Unweit der Feuerwache 7 hat sich heute in den frühen Morgenstunden ein folgenschwerer Unfall in München ereignet.

Gegen halb drei Uhr morgens ging bei der Leitstelle München die Meldung über einen schweren Verkehrsunfall in der Moosacher Straße ein. Schon zum Zeitpunkt der Meldungen war klar, dass mehrere Verletzte an dem Unfall beteiligt waren.

Den Einsatzkräften von Feuerwehr und Rettungsdienst zeigte sich bei ihrem Eintreffen im Kreuzungsbereich der Riesenfeldstraße ein Bild der Verwüstung – es waren ein VW und ein Opel kollidiert. In Folge des Unfalls wurde der silberne Opel mit vier Insassen an einen Laternenmast katapultiert, prallte davon ab und drehte sich danach noch einmal um die eigene Achse.

Tragischerweise wurde ein Insasse bei dem Aufprall an dem Laternenmast aus dem Auto geschleudert und dabei schwer verletzt. Passanten hatten schon mit Wiederbelebungsmaßnahmen begonnen, welche von den Einsatzkräften übernommen und intensiviert wurden. Unter laufenden Reanimationsmaßnahmen transportierten die Einsatzkräfte den 26-jährigen Mann in den Schockraum einer Münchner Klinik.
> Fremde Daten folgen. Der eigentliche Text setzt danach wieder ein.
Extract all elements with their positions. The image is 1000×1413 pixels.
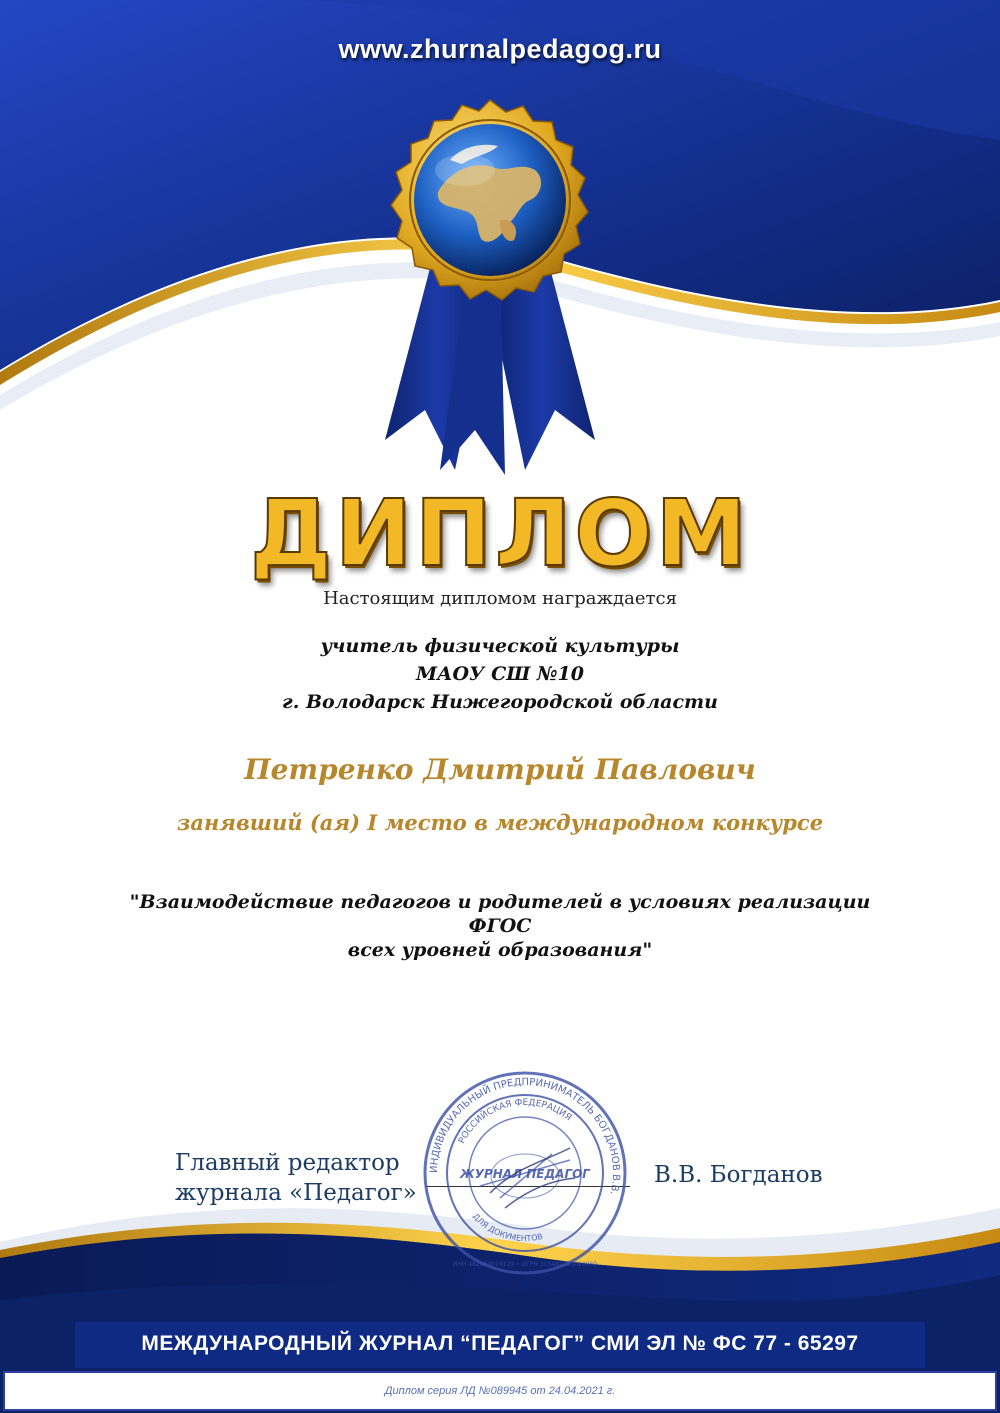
stamp-inner-text: РОССИЙСКАЯ ФЕДЕРАЦИЯ [457, 1097, 574, 1146]
diploma-series: Диплом серия ЛД №089945 от 24.04.2021 г. [3, 1371, 997, 1411]
stamp-codes: ИНН 482600019129 • ОГРН 315482700020060 [452, 1261, 598, 1268]
contest-title-line-1: "Взаимодействие педагогов и родителей в условиях реализации ФГОС [129, 891, 871, 937]
editor-name: В.В. Богданов [654, 1162, 823, 1188]
site-url: www.zhurnalpedagog.ru [338, 34, 662, 64]
editor-title-line-2: журнала «Педагог» [175, 1180, 417, 1206]
journal-registration: МЕЖДУНАРОДНЫЙ ЖУРНАЛ “ПЕДАГОГ” СМИ ЭЛ № ФС 77 - 65297 [141, 1332, 859, 1355]
stamp-outer-text: ИНДИВИДУАЛЬНЫЙ ПРЕДПРИНИМАТЕЛЬ БОГДАНОВ В.В. [428, 1076, 622, 1196]
recipient-info [0, 632, 1000, 716]
contest-title [100, 890, 900, 962]
footer-bar [75, 1322, 925, 1368]
contest-title-line-2: всех уровней образования" [347, 939, 653, 961]
achievement-text: занявший (ая) I место в международном конкурсе [176, 810, 824, 835]
diploma-subtitle: Настоящим дипломом награждается [323, 588, 677, 609]
stamp-bottom-text: ДЛЯ ДОКУМЕНТОВ [471, 1211, 544, 1244]
recipient-position: учитель физической культуры [320, 635, 680, 657]
svg-text:РОССИЙСКАЯ ФЕДЕРАЦИЯ [457, 1098, 573, 1146]
stamp-center-text: ЖУРНАЛ ПЕДАГОГ [460, 1167, 590, 1181]
recipient-school: МАОУ СШ №10 [415, 663, 584, 685]
editor-title-line-1: Главный редактор [175, 1150, 400, 1176]
editor-title [175, 1148, 417, 1208]
recipient-name: Петренко Дмитрий Павлович [244, 753, 756, 786]
diploma-title: ДИПЛОМ [249, 480, 751, 587]
official-stamp [420, 1068, 630, 1278]
recipient-city: г. Володарск Нижегородской области [282, 691, 718, 713]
Dort konnte nach Ausschöpfung aller medizinischen Maßnahmen nur noch der Tod festgestellt werden.

Zeitgleich stellten die Einsatzkräfte bei einem der verbliebenen Insassen in dem Opel einen Kreislaufstillstand fest. Eine sogenannte „Crashrettung“ wurde durch einen weiteren anwesenden Notarzt angewiesen. Zügig öffneten die Einsatzkräfte der Feuerwehr mit hydraulischem Rettungsgerät die Tür. Sofort wurde auch bei diesem Patienten mit Reanimationsmaßnahmen begonnen. Zügig wurde der 37-Jährige in den Schockraum einer Münchner Klinik transportiert.

Während die beiden Schwerstverletzten versorgt wurden, behandelten Einsatzkräfte von Rettungsdienst und Feuerwehr auch die beiden verbliebenen 22- und 56-Jährigen im Opel und transportierten beide dann in Schockräume Münchner Kliniken.

Der 21-jährige Fahrer des VWs wurde ebenfalls durch Rettungsdienstpersonal untersucht. Er blieb unverletzt. Für die Zeit der Personenrettung sicherten weiter Einsatzkräfte der Feuerwehr, nebst der Unterstützung der Rettungsmaßnahmen, die Unfallstelle zum Verkehr ab, stellten den Brandschutz sicher und nahmen die ausgelaufenen Betriebsstoffe auf.

Nach den Rettungsmaßnahmen leuchteten sie die Unfallstelle weiter aus, damit Polizei und Unfallgutachter ihre Ermittlungen aufnehmen konnten. Der Kreuzungsbereich Moosacher Straße und Riesenfeldstraße war bis zum Abschluss der Maßnahmen etwa drei gesperrt.

An dem Opel und dem VW entstand ein Totalschaden. Die Schäden am Beleuchtungsmasten und der Verkehrslenkung muss erst durch die entsprechenden Stellen begutachtet werden.

Zum Unfallhergang haben die Polizei und Fachgutachter die Ermittlungen begonnen.